The real-time capability is where the project seemingly has made a breakthrough: while speech-masking algorithms aren’t new, they’ve typically needed to hear an entire recording to obscure it. That means it’s essentially useless for protecting in real time real-world conversations.
“A key technical challenge to achieving this was to make it all work fast enough,” said Carl Vondrick, assistant professor of computer science at the US university and one of the researchers on the project.
According to Vondrick, the algorithm his team developed can stop a microphone-equipped AI model from interpreting speech 80 percent of the time, all without having to hear a whole recording, or knowing anything about the gadget doing the listening.
Mia Chiquier, a PhD candidate and the lead author of the study, describes the speech-masking algorithm as a “predictive attack” because it uses the previous two seconds of audio to forecast what’s likely to be said next, and then generating sound that will disrupt what it predicts, or similar sounding words.
“This attack will learn to ‘hedge the bet’ by finding a single, minimal pattern that robustly obstructs all upcoming possibilities,” the project’s paper, which will be presented at the International Conference on Learning Representations next week.
Of course, a gadget could record the audio of some chatter and send that off for, say, a human to review; this project is focused on the live, real-time thwarting of automatic speech recognition and transcription.

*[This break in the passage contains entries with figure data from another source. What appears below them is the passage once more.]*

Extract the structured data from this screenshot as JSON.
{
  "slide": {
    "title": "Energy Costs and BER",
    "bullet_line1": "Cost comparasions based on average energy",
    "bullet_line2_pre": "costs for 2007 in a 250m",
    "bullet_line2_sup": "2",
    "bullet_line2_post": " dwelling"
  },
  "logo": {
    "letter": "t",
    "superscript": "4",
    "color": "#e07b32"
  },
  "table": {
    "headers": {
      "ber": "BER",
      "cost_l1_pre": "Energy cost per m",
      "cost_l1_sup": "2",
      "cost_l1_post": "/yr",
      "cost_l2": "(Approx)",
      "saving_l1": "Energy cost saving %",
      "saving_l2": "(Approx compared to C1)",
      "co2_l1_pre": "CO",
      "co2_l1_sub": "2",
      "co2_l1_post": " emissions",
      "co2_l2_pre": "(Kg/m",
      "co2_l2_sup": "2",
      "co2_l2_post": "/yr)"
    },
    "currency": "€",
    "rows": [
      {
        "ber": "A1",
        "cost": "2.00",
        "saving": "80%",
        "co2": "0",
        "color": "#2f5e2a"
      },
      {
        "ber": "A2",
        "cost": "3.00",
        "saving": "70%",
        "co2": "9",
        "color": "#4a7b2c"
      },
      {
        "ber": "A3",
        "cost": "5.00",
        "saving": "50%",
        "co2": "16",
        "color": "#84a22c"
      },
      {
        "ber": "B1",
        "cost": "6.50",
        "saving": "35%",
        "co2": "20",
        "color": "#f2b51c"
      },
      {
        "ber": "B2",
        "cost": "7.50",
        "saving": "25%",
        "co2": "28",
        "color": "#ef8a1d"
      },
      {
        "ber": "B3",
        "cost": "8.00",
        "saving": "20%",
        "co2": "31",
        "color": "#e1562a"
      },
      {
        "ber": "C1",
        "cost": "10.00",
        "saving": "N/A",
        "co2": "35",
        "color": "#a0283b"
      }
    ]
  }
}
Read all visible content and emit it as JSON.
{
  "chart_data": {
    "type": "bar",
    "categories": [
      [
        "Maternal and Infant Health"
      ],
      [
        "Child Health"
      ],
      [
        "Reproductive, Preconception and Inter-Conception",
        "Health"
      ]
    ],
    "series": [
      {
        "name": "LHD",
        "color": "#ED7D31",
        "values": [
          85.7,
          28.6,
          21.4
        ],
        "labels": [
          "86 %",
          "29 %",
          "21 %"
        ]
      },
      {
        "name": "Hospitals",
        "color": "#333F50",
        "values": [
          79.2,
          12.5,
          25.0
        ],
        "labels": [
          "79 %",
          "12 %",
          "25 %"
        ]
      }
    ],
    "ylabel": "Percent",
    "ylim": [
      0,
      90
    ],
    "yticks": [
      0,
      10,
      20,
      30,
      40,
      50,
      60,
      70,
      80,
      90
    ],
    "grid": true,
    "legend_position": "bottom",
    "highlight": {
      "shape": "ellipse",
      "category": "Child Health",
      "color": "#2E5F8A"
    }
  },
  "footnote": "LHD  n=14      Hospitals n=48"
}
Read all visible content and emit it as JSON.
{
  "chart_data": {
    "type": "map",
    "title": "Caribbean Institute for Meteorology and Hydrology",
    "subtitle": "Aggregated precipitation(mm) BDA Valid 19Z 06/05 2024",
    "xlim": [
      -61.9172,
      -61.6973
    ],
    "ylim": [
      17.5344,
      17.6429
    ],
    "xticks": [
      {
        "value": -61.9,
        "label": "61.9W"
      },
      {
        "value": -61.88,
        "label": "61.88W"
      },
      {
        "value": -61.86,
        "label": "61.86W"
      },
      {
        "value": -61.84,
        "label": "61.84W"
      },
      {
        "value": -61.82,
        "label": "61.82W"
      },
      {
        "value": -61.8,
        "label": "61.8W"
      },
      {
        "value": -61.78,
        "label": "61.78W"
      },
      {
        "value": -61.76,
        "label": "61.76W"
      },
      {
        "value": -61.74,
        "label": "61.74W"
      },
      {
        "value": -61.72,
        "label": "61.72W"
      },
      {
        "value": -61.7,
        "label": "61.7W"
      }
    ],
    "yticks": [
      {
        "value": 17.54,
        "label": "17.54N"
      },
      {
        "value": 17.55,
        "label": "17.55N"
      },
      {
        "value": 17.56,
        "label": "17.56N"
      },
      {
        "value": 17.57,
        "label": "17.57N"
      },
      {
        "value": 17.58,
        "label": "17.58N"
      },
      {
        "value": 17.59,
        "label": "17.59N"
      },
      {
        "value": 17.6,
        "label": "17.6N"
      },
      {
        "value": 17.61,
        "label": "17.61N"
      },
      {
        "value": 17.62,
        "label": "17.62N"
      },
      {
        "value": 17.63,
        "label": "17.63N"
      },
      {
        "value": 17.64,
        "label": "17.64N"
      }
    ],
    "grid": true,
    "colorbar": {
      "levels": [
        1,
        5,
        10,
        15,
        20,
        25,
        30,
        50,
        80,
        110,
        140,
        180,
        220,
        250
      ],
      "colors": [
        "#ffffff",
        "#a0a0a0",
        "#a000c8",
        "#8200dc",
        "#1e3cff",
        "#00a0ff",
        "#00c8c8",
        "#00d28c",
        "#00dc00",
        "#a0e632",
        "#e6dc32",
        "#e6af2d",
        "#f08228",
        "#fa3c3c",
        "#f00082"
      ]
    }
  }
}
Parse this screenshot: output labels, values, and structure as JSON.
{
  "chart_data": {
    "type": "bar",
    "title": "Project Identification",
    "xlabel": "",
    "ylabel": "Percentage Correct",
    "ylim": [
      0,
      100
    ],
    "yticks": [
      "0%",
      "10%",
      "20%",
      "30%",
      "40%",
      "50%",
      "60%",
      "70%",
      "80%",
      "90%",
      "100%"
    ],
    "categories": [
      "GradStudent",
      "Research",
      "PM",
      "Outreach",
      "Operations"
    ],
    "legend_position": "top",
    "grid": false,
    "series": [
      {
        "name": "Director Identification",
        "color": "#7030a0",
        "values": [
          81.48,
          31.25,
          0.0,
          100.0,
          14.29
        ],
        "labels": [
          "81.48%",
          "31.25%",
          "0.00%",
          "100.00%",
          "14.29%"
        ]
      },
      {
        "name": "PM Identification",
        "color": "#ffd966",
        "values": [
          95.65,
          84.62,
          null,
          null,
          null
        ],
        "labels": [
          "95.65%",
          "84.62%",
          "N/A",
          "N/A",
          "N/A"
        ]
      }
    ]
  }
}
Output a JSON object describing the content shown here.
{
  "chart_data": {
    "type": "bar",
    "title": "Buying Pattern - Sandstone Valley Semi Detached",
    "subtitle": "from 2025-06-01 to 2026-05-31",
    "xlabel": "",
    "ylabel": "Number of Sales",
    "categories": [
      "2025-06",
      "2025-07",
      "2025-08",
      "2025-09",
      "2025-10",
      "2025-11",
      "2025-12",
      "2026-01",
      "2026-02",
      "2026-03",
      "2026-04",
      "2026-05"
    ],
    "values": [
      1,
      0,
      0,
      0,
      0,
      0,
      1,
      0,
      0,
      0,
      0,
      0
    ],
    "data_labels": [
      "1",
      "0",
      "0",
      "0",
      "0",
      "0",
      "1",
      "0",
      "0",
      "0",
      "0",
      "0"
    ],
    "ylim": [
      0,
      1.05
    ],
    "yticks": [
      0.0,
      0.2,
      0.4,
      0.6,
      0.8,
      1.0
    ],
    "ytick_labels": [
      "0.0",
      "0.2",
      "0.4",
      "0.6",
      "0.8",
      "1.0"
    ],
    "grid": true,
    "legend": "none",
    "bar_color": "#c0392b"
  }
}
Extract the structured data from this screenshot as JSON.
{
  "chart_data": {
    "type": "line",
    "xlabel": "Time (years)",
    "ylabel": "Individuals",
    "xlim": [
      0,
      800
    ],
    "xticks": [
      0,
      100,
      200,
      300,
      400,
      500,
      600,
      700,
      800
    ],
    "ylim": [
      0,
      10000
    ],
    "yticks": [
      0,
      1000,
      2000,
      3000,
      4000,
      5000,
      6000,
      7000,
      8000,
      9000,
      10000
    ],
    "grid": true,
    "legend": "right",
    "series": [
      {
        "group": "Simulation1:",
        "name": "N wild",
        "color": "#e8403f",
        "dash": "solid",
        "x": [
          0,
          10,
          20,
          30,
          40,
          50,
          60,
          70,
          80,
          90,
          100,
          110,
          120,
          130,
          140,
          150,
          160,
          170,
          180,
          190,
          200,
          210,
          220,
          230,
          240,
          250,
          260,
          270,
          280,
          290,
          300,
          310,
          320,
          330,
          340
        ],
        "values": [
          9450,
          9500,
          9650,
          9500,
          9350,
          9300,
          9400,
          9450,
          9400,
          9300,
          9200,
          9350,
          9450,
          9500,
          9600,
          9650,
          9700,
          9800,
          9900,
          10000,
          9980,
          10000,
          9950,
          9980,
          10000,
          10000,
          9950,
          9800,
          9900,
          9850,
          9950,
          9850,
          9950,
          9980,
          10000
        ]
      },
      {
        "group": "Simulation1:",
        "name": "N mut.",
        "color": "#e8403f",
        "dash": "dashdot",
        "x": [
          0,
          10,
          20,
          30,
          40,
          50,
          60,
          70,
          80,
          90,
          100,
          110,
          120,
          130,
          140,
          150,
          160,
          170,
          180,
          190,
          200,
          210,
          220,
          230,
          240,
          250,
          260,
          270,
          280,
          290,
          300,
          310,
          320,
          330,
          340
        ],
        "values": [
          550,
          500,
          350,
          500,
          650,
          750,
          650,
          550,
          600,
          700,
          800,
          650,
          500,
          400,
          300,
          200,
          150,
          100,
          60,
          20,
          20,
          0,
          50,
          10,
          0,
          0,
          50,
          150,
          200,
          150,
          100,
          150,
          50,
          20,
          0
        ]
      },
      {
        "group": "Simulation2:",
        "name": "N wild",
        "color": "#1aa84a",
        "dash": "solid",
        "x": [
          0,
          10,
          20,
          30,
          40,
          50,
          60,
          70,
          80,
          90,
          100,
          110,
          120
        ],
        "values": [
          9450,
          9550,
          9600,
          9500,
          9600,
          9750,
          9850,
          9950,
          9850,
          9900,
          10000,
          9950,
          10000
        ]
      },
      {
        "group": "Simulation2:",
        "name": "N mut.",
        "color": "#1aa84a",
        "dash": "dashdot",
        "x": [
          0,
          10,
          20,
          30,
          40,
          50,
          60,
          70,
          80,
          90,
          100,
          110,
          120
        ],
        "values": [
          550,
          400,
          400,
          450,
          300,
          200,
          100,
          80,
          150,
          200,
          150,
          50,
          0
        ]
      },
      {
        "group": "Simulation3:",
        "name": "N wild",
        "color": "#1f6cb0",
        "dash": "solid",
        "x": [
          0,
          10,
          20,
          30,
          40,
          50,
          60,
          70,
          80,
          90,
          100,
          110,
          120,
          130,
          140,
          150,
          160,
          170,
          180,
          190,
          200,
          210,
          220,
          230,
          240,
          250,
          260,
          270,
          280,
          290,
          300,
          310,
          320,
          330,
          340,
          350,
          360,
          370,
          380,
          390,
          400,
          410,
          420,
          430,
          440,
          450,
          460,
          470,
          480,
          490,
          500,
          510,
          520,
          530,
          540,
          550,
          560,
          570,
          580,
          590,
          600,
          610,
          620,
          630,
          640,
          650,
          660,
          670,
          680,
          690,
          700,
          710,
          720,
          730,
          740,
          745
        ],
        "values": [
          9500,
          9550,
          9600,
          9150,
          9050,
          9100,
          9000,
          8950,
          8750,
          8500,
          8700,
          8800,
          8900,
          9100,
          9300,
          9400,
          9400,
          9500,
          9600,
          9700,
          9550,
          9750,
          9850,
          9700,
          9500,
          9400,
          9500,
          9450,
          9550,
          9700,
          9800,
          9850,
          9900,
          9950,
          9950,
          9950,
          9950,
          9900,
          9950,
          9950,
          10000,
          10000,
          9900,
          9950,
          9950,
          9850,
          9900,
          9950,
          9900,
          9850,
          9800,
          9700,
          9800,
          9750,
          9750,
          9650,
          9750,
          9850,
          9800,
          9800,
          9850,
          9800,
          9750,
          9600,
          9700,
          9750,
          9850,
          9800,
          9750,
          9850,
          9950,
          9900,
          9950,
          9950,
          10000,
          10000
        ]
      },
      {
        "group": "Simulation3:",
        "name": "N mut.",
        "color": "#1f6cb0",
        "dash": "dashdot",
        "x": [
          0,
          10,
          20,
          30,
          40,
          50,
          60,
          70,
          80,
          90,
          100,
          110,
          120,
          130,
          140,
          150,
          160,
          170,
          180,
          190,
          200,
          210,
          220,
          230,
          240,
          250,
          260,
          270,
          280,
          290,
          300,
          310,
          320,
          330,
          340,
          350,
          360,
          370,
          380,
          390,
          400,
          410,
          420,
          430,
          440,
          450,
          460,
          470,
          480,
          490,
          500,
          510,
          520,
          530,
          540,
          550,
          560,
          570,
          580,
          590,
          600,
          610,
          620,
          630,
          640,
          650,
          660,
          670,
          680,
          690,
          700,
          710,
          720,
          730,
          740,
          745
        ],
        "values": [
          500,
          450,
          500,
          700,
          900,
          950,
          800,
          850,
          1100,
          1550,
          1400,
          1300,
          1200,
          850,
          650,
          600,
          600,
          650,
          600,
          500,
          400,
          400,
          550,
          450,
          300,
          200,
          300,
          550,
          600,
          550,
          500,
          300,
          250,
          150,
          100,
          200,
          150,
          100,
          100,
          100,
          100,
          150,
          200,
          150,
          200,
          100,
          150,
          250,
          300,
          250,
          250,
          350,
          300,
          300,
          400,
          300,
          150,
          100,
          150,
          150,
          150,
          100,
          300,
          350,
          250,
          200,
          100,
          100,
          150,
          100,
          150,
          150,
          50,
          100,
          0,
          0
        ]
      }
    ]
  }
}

Testing its method, the team found that it worked in real-world conditions in a variety of rooms with different geometries. Chiquier said the model works on a majority of English vocabulary, and that the team is working to extend it to other languages.
The research paper noted the project was driven entirely by the ethical considerations of ubiquitous speech-recognition technology, which University of Pennsylvania professor and machine learning researcher Jianbo Shi said needs to be reframed in a way similar to Ciquier and Vondrick’s study.
“Their work makes many of us think in the following direction: ask not what ethical AI can do for us, but what we can do for ethical AI … as a community, we need to consciously think about the human and societal impact of the AI technology we develop from the earliest research design phase,” Shi said. ®